Drugs Used in the Treatment of Rheumatoid Arthritis: Relationship between Current Use and Cardiovascular Risk Factors

Arch Drug Inf. 2009 Jun;2(2):34-40. doi: 10.1111/j.1753-5174.2009.00019.x.

Abstract

OBJECTIVES: Drugs used for the treatment of rheumatoid arthritis (RA) have the potential to affect cardiovascular risk factors. There is concern that corticosteroids, non-steroidal anti-inflammatory drugs (NSAIDs) and COX-2 inhibitors could affect cardiovascular risk adversely, while drugs such as the antimalarial, hydroxychloroquine, may have beneficial effects. However, there is limited information about cardiovascular risk factors in patients with RA receiving different drugs. METHODS: We measured cardiovascular risk factors including systolic and diastolic blood pressure, serum HDL and LDL cholesterol, glucose and homocysteine concentrations and urinary F(2)-isoprostane excretion in 169 patients with RA. Risk factors were compared according to current use of corticosteroids, methotrexate, antimalarials, NSAIDs, COX-2 inhibitors, leflunomide and TNF-alpha blockers. Comparisons were adjusted for age, sex, race, disease activity (DAS28 score), current hypertension, diabetes, smoking status and statin use. RESULTS: No cardiovascular risk factor differed significantly among current users and non-users of NSAIDs, COX-2 inhibitors, methotrexate and TNF-alpha blockers.

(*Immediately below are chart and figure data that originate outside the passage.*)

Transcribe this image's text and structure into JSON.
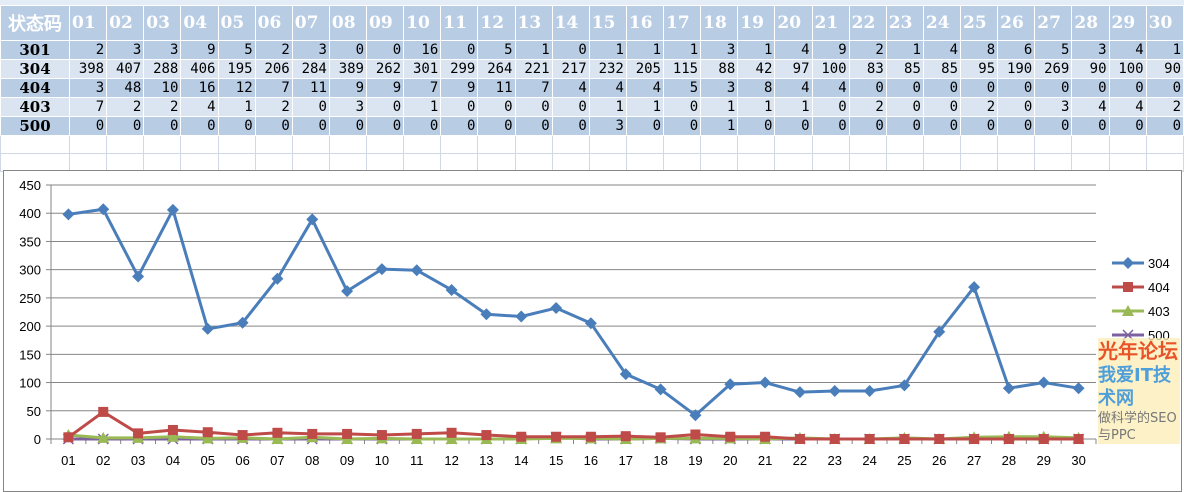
{
  "table": {
    "header_label": "状态码",
    "days": [
      "01",
      "02",
      "03",
      "04",
      "05",
      "06",
      "07",
      "08",
      "09",
      "10",
      "11",
      "12",
      "13",
      "14",
      "15",
      "16",
      "17",
      "18",
      "19",
      "20",
      "21",
      "22",
      "23",
      "24",
      "25",
      "26",
      "27",
      "28",
      "29",
      "30"
    ],
    "rows": [
      {
        "code": "301",
        "values": [
          2,
          3,
          3,
          9,
          5,
          2,
          3,
          0,
          0,
          16,
          0,
          5,
          1,
          0,
          1,
          1,
          1,
          3,
          1,
          4,
          9,
          2,
          1,
          4,
          8,
          6,
          5,
          3,
          4,
          1
        ]
      },
      {
        "code": "304",
        "values": [
          398,
          407,
          288,
          406,
          195,
          206,
          284,
          389,
          262,
          301,
          299,
          264,
          221,
          217,
          232,
          205,
          115,
          88,
          42,
          97,
          100,
          83,
          85,
          85,
          95,
          190,
          269,
          90,
          100,
          90
        ]
      },
      {
        "code": "404",
        "values": [
          3,
          48,
          10,
          16,
          12,
          7,
          11,
          9,
          9,
          7,
          9,
          11,
          7,
          4,
          4,
          4,
          5,
          3,
          8,
          4,
          4,
          0,
          0,
          0,
          0,
          0,
          0,
          0,
          0,
          0
        ]
      },
      {
        "code": "403",
        "values": [
          7,
          2,
          2,
          4,
          1,
          2,
          0,
          3,
          0,
          1,
          0,
          0,
          0,
          0,
          1,
          1,
          0,
          1,
          1,
          1,
          0,
          2,
          0,
          0,
          2,
          0,
          3,
          4,
          4,
          2
        ]
      },
      {
        "code": "500",
        "values": [
          0,
          0,
          0,
          0,
          0,
          0,
          0,
          0,
          0,
          0,
          0,
          0,
          0,
          0,
          3,
          0,
          0,
          1,
          0,
          0,
          0,
          0,
          0,
          0,
          0,
          0,
          0,
          0,
          0,
          0
        ]
      }
    ]
  },
  "chart_data": {
    "type": "line",
    "categories": [
      "01",
      "02",
      "03",
      "04",
      "05",
      "06",
      "07",
      "08",
      "09",
      "10",
      "11",
      "12",
      "13",
      "14",
      "15",
      "16",
      "17",
      "18",
      "19",
      "20",
      "21",
      "22",
      "23",
      "24",
      "25",
      "26",
      "27",
      "28",
      "29",
      "30"
    ],
    "ylim": [
      0,
      450
    ],
    "yticks": [
      "0",
      "50",
      "100",
      "150",
      "200",
      "250",
      "300",
      "350",
      "400",
      "450"
    ],
    "grid": true,
    "legend_position": "right",
    "series": [
      {
        "name": "304",
        "color": "#4a7ebb",
        "marker": "diamond",
        "values": [
          398,
          407,
          288,
          406,
          195,
          206,
          284,
          389,
          262,
          301,
          299,
          264,
          221,
          217,
          232,
          205,
          115,
          88,
          42,
          97,
          100,
          83,
          85,
          85,
          95,
          190,
          269,
          90,
          100,
          90
        ]
      },
      {
        "name": "404",
        "color": "#be4b48",
        "marker": "square",
        "values": [
          3,
          48,
          10,
          16,
          12,
          7,
          11,
          9,
          9,
          7,
          9,
          11,
          7,
          4,
          4,
          4,
          5,
          3,
          8,
          4,
          4,
          0,
          0,
          0,
          0,
          0,
          0,
          0,
          0,
          0
        ]
      },
      {
        "name": "403",
        "color": "#98b954",
        "marker": "triangle",
        "values": [
          7,
          2,
          2,
          4,
          1,
          2,
          0,
          3,
          0,
          1,
          0,
          0,
          0,
          0,
          1,
          1,
          0,
          1,
          1,
          1,
          0,
          2,
          0,
          0,
          2,
          0,
          3,
          4,
          4,
          2
        ]
      },
      {
        "name": "500",
        "color": "#7d60a0",
        "marker": "x",
        "values": [
          0,
          0,
          0,
          0,
          0,
          0,
          0,
          0,
          0,
          0,
          0,
          0,
          0,
          0,
          3,
          0,
          0,
          1,
          0,
          0,
          0,
          0,
          0,
          0,
          0,
          0,
          0,
          0,
          0,
          0
        ]
      }
    ]
  },
  "watermark": {
    "logo": "光年论坛",
    "site": "我爱IT技术网",
    "slogan": "做科学的SEO与PPC"
  }
}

Serum HDL cholesterol concentrations were significantly higher in patients currently receiving corticosteroids (42.2 +/- 10.5 vs. 50.2 +/- 15.3 mg/dL, adjusted P < 0.001). Diastolic blood pressure (75.9 +/- 11.2 vs. 72.0 +/- 9.1 mm Hg, adjusted P = 0.02), serum LDL cholesterol (115.6 +/- 34.7 vs. 103.7 +/- 27.8 mg/dL, adjusted P = 0.03) and triglyceride concentrations (157.7 +/- 202.6 vs. 105.5 +/- 50.5 mg/dL, adjusted P = 0.03) were significantly lower in patients taking antimalarial drugs. Plasma glucose was significantly lower in current lefunomide users (93.0 +/- 19.2 vs. 83.6 +/- 13.4 mg/dL, adjusted P = 0.006). CONCLUSIONS: In a cross-sectional setting drugs used to treat RA did not have major adverse effects on cardiovascular risk factors and use of antimalarials was associated with beneficial lipid profiles.